Kutner also explained to me the origin of the “did nothing wrong” phrase used by the far right: It was the tabletop game Warhammer 40,000. Magnus the Red, a character in the game whose past recklessness and arrogance is constantly discussed by players, was the original figure who “did nothing wrong” before the phrase jumped to the Internet and eventually made it to the shirts of violent racists clashing in the streets of America.
Kutner offered another reason that it might be popular: the similarity to the racist slur “dindu nuffin.”

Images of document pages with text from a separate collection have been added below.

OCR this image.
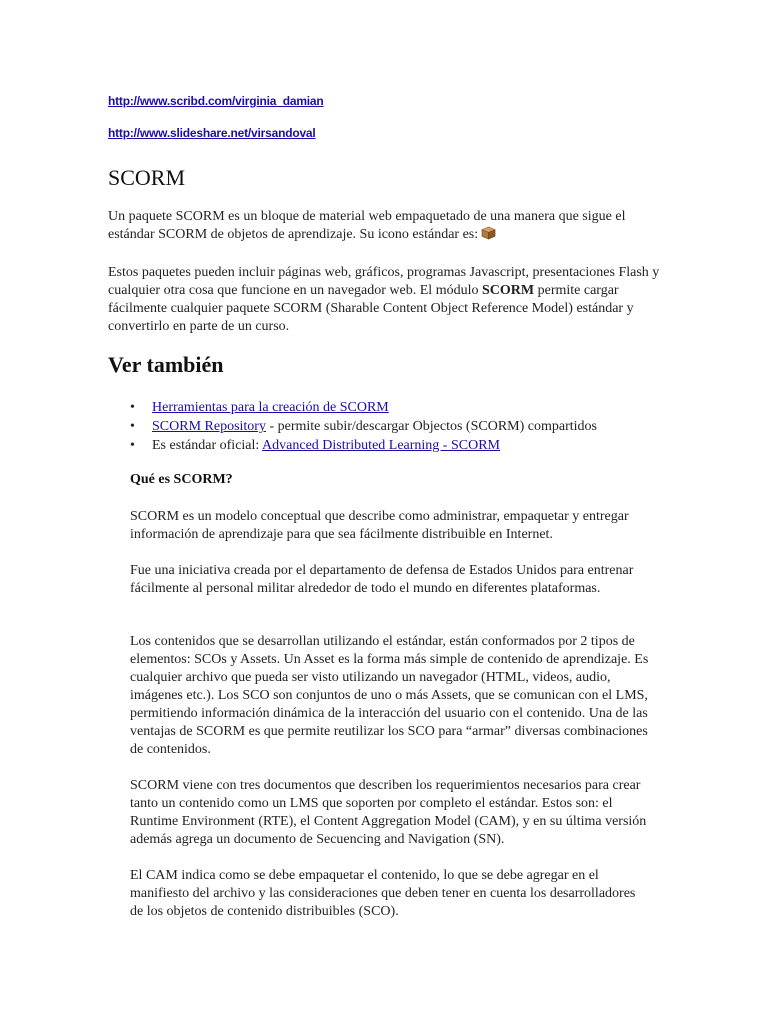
http://www.scribd.com/virginia_damian
http://www.slideshare.net/virsandoval
SCORM

Un paquete SCORM es un bloque de material web empaquetado de una manera que sigue el estándar SCORM de objetos de aprendizaje. Su icono estándar es:

Estos paquetes pueden incluir páginas web, gráficos, programas Javascript, presentaciones Flash y cualquier otra cosa que funcione en un navegador web. El módulo SCORM permite cargar fácilmente cualquier paquete SCORM (Sharable Content Object Reference Model) estándar y convertirlo en parte de un curso.

Ver también
• Herramientas para la creación de SCORM
• SCORM Repository - permite subir/descargar Objectos (SCORM) compartidos
• Es estándar oficial: Advanced Distributed Learning - SCORM

Qué es SCORM?

SCORM es un modelo conceptual que describe como administrar, empaquetar y entregar información de aprendizaje para que sea fácilmente distribuible en Internet.

Fue una iniciativa creada por el departamento de defensa de Estados Unidos para entrenar fácilmente al personal militar alrededor de todo el mundo en diferentes plataformas.

Los contenidos que se desarrollan utilizando el estándar, están conformados por 2 tipos de elementos: SCOs y Assets. Un Asset es la forma más simple de contenido de aprendizaje. Es cualquier archivo que pueda ser visto utilizando un navegador (HTML, videos, audio, imágenes etc.). Los SCO son conjuntos de uno o más Assets, que se comunican con el LMS, permitiendo información dinámica de la interacción del usuario con el contenido. Una de las ventajas de SCORM es que permite reutilizar los SCO para “armar” diversas combinaciones de contenidos.

SCORM viene con tres documentos que describen los requerimientos necesarios para crear tanto un contenido como un LMS que soporten por completo el estándar. Estos son: el Runtime Environment (RTE), el Content Aggregation Model (CAM), y en su última versión además agrega un documento de Secuencing and Navigation (SN).

El CAM indica como se debe empaquetar el contenido, lo que se debe agregar en el manifiesto del archivo y las consideraciones que deben tener en cuenta los desarrolladores de los objetos de contenido distribuibles (SCO).
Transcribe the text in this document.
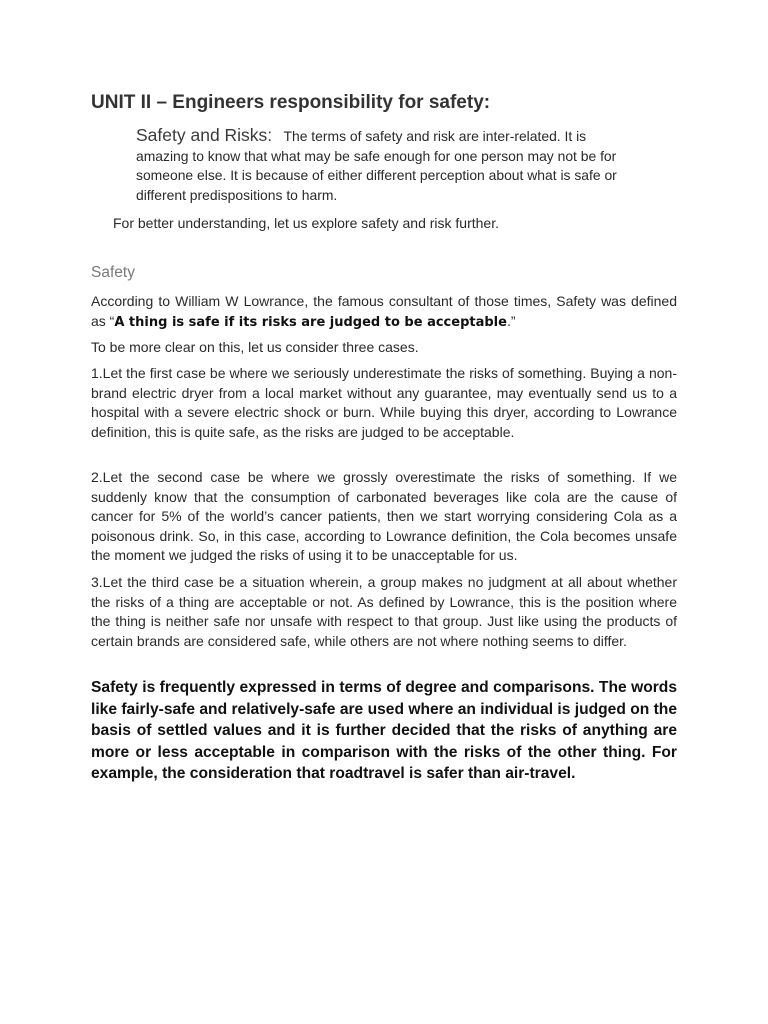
UNIT II – Engineers responsibility for safety:
Safety and Risks: The terms of safety and risk are inter-related. It is amazing to know that what may be safe enough for one person may not be for someone else. It is because of either different perception about what is safe or different predispositions to harm.
For better understanding, let us explore safety and risk further.
Safety
According to William W Lowrance, the famous consultant of those times, Safety was defined as “A thing is safe if its risks are judged to be acceptable.”
To be more clear on this, let us consider three cases.
1.Let the first case be where we seriously underestimate the risks of something. Buying a non-brand electric dryer from a local market without any guarantee, may eventually send us to a hospital with a severe electric shock or burn. While buying this dryer, according to Lowrance definition, this is quite safe, as the risks are judged to be acceptable.
2.Let the second case be where we grossly overestimate the risks of something. If we suddenly know that the consumption of carbonated beverages like cola are the cause of cancer for 5% of the world’s cancer patients, then we start worrying considering Cola as a poisonous drink. So, in this case, according to Lowrance definition, the Cola becomes unsafe the moment we judged the risks of using it to be unacceptable for us.
3.Let the third case be a situation wherein, a group makes no judgment at all about whether the risks of a thing are acceptable or not. As defined by Lowrance, this is the position where the thing is neither safe nor unsafe with respect to that group. Just like using the products of certain brands are considered safe, while others are not where nothing seems to differ.
Safety is frequently expressed in terms of degree and comparisons. The words like fairly-safe and relatively-safe are used where an individual is judged on the basis of settled values and it is further decided that the risks of anything are more or less acceptable in comparison with the risks of the other thing. For example, the consideration that roadtravel is safer than air-travel.
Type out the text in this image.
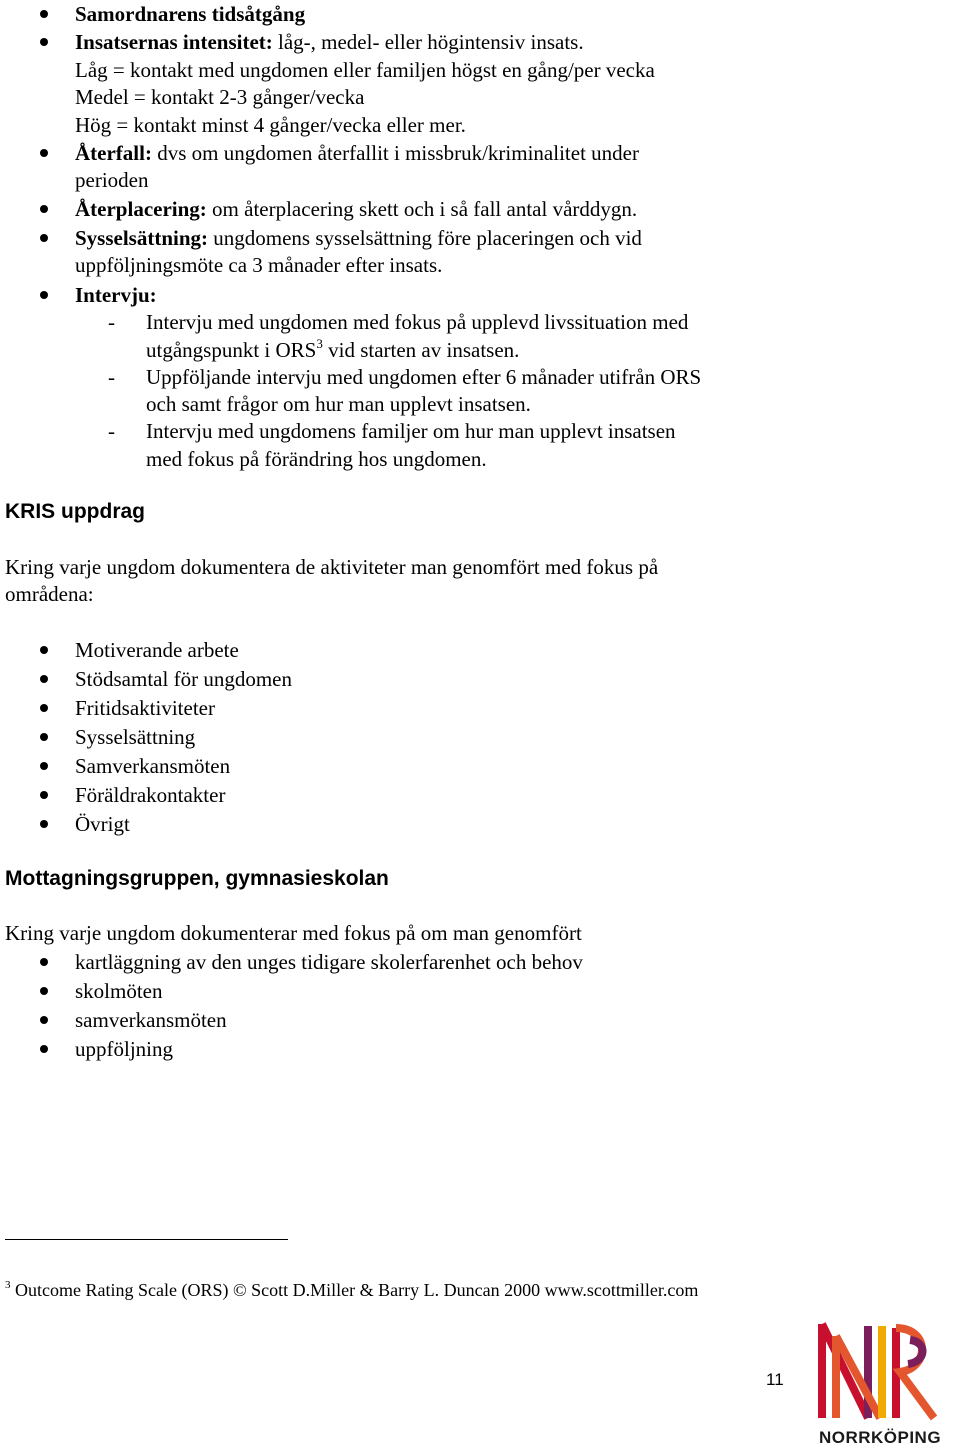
Samordnarens tidsåtgång
Insatsernas intensitet: låg-, medel- eller högintensiv insats.
Låg = kontakt med ungdomen eller familjen högst en gång/per vecka
Medel = kontakt 2-3 gånger/vecka
Hög = kontakt minst 4 gånger/vecka eller mer.
Återfall: dvs om ungdomen återfallit i missbruk/kriminalitet under
perioden
Återplacering: om återplacering skett och i så fall antal vårddygn.
Sysselsättning: ungdomens sysselsättning före placeringen och vid
uppföljningsmöte ca 3 månader efter insats.
Intervju:
- Intervju med ungdomen med fokus på upplevd livssituation med
utgångspunkt i ORS$^3$ vid starten av insatsen.
- Uppföljande intervju med ungdomen efter 6 månader utifrån ORS
och samt frågor om hur man upplevt insatsen.
- Intervju med ungdomens familjer om hur man upplevt insatsen
med fokus på förändring hos ungdomen.
KRIS uppdrag
Kring varje ungdom dokumentera de aktiviteter man genomfört med fokus på
områdena:
Motiverande arbete
Stödsamtal för ungdomen
Fritidsaktiviteter
Sysselsättning
Samverkansmöten
Föräldrakontakter
Övrigt
Mottagningsgruppen, gymnasieskolan
Kring varje ungdom dokumenterar med fokus på om man genomfört
kartläggning av den unges tidigare skolerfarenhet och behov
skolmöten
samverkansmöten
uppföljning
$^3$ Outcome Rating Scale (ORS) © Scott D.Miller & Barry L. Duncan 2000 www.scottmiller.com
11
NORRKÖPING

I’ve asked Proud Boys and other far-right provocateurs questions on the origin of the memes—especially the one that shows people being thrown out of helicopters. The only answer I’ve gotten so far is “free helicopter rides—it’s pretty self-explanatory.”
The point of all these memes, shirts, and patches is to desensitize people to the violence that they want to happen to their perceived enemies. They’ll say the Right Wing Death Squad patch is “just a joke!”; that the patch of a bullet saying “I want to be inside you” is dark humor—you’re taking this all too seriously.
Seven years ago, the Proud Boys came for black-clothed anti-fascists in the streets who were at least ready to fight back. Then they came for the Black Lives Matter protesters. Now, the violence has come to children’s hospitals, school boards, and drag shows. The “commie” that they want to throw out of a helicopter keeps evolving and expanding.